Introducing their truly intriguing study, Cruz et al. (2015) write that "coral bleaching is a physiological mechanism triggered by environmental stress, such as elevated temperature, changes in salinity, high solar radiation, pollutants or diseases, whereby symbiotic corals lose notable numbers of photosynthetic endosymbiotic dinoflagellates (Symbiodinium spp.) and/or their photosynthetic pigments," which events "increase coral susceptibility to secondary stressors that may induce mortality and, ultimately, lead to the collapse of coral reef ecosystems." But they note that "although bleaching leaves the coral skeleton visible under its transparent tissue, not all white coral colonies display this feature," which "raises the question as to whether all 'white'-shaded colonies are indeed bleached."

Seeking to answer this question, the nine researchers studied whether specimens of the coral Montastraea cavernosa with different colorations -- which they collected from Todos os Santos Bay on the east coast of Brazil -- displayed similar photo-physiological features, such as maximum quantum yield of PSII, photosynthetic pigments composition, spectral reflectance and, last of all, Symbiodinium density. And this work revealed that white M. cavernosa were not bleached but were physiologically healthy compared to dark and light-brown colonies.
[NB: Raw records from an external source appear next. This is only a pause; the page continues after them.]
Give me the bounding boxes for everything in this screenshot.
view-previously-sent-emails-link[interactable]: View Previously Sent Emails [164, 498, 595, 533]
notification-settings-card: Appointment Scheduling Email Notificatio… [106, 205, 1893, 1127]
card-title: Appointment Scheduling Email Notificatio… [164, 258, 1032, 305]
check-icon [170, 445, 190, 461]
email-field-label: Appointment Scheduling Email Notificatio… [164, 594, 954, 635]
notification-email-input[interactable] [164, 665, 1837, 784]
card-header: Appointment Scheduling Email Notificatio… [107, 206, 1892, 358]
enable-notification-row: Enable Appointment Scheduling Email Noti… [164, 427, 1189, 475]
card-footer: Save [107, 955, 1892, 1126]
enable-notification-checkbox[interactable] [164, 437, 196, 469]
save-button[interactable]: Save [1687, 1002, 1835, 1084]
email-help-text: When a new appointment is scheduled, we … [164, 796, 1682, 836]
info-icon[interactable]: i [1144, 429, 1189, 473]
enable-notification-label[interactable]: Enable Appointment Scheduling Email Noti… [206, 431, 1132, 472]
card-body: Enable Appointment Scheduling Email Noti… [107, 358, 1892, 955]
Consequently, as Cruz et al. write in the concluding paragraph of their paper, "it is clear that white colonies are physiologically healthy and that the number of white M. cavernosa occurring in the surveyed reefs is high enough to notably contribute to an over-estimation of coral bleaching." And they thus conclude, in the final paragraph of their paper's abstract, that "video transects from reef monitoring surveys at Todos os Santos Bay revealed that the proportion of bleached and white colonies is similar, thus suggesting that current coral reef surveys may be overestimating the bleaching of M. cavernosa by nearly twofold," which may possibly hold true for other coral species as well.